À travers ces différents témoignages, un constat s’impose : le championnat national de handball Dames et Hommes 2026 avec toutes les régions du Mali, notamment 13 équipes masculine, marque une étape importante dans la modernisation de la discipline au Mali. Les progrès en matière d’organisation, de communication et de compétitivité sont largement salués. Les acteurs du handball souhaitent désormais voir ces réformes se poursuivre. Ils se félicitent de la prise en compte de la formation du capital humain, notamment les arbitres et les entraîneurs avec le début du stage de formation en Licence D IHF par un expert Camerounais.
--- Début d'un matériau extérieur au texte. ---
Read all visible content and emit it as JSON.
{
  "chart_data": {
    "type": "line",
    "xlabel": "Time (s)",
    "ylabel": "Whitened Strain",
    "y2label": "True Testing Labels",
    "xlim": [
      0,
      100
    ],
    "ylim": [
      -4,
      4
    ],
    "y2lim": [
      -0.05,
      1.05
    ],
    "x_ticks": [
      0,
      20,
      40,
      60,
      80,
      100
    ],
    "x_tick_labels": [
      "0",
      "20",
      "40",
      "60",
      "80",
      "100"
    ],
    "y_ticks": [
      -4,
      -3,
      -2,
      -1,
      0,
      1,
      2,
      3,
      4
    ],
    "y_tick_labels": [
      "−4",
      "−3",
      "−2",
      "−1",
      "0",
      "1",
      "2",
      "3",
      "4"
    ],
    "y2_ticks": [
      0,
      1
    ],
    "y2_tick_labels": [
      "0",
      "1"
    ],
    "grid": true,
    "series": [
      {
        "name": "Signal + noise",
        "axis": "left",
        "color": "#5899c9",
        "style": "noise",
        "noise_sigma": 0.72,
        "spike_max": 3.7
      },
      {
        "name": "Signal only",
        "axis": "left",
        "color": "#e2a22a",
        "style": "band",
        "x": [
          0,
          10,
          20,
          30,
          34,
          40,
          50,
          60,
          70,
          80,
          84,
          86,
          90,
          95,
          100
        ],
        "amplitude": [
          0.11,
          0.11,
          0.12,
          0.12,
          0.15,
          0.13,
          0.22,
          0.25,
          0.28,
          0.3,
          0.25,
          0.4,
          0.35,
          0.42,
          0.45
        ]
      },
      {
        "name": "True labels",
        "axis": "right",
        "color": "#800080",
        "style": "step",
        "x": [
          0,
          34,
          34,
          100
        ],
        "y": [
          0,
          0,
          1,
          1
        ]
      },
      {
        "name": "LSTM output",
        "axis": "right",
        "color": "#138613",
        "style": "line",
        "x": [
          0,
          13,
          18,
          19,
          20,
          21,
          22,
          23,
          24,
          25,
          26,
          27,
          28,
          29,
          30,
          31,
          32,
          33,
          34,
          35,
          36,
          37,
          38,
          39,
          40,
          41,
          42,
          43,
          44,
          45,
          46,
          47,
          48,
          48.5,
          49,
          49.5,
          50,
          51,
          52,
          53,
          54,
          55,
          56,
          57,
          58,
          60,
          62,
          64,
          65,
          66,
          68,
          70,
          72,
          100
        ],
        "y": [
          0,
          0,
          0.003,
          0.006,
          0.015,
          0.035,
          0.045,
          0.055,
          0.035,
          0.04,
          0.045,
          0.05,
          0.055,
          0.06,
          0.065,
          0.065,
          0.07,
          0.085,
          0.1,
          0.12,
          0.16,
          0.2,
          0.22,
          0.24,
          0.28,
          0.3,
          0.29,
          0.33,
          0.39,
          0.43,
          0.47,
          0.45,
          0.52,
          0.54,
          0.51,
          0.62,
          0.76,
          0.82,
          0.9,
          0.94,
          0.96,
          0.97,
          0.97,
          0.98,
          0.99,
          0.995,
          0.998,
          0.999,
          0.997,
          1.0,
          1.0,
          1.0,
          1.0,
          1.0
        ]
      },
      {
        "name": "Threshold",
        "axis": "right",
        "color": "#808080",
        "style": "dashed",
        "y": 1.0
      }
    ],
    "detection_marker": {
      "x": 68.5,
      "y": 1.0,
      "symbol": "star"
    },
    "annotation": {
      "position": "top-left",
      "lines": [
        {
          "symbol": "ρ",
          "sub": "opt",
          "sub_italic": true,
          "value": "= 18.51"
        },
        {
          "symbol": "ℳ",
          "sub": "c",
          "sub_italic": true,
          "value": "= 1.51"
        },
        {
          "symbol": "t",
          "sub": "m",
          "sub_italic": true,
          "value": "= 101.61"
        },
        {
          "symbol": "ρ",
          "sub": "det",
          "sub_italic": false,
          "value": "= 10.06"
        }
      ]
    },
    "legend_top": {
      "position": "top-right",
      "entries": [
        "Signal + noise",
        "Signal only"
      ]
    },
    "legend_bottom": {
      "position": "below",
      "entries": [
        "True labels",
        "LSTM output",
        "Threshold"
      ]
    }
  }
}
En outre, le développement du handball féminin, le soutien aux jeunes talents et le renforcement des infrastructures, afin de permettre au handball malien de franchir un nouveau cap avec en mire la conquête des planchers du continent dans toutes les catégories.
En marge de ce championnat un stage de formation en Licence D IHF s’est tenue
La cérémonie d’ouverture de la formation en Licence D IHF, organisée en marge du championnat maluen de handball s’est déroulée dimanche 2 août au siège de la Fédération malienne de handball. Elle était présidée par le représentant de la Direction nationale des Sports et de l’éducation physique, Mahamadou Sidibé en présence du représentant du Comité national olympique et sportif du Mali Abdoul Wahabou Zorome et du président de la Fédération malienne de handball, le commissaire colonel Cheick Mamadou Chérif Tounkara. Le stage a débuté dimanche 2 aout se poursuit jusqu’au 6 août. Il est dirigé par l’expert camerounais Simon Burchard Menguede.
Au total 20 stagiaires participent à ce stage qui prendra fin deux jours avant la clôture du championnat national hommes et dames.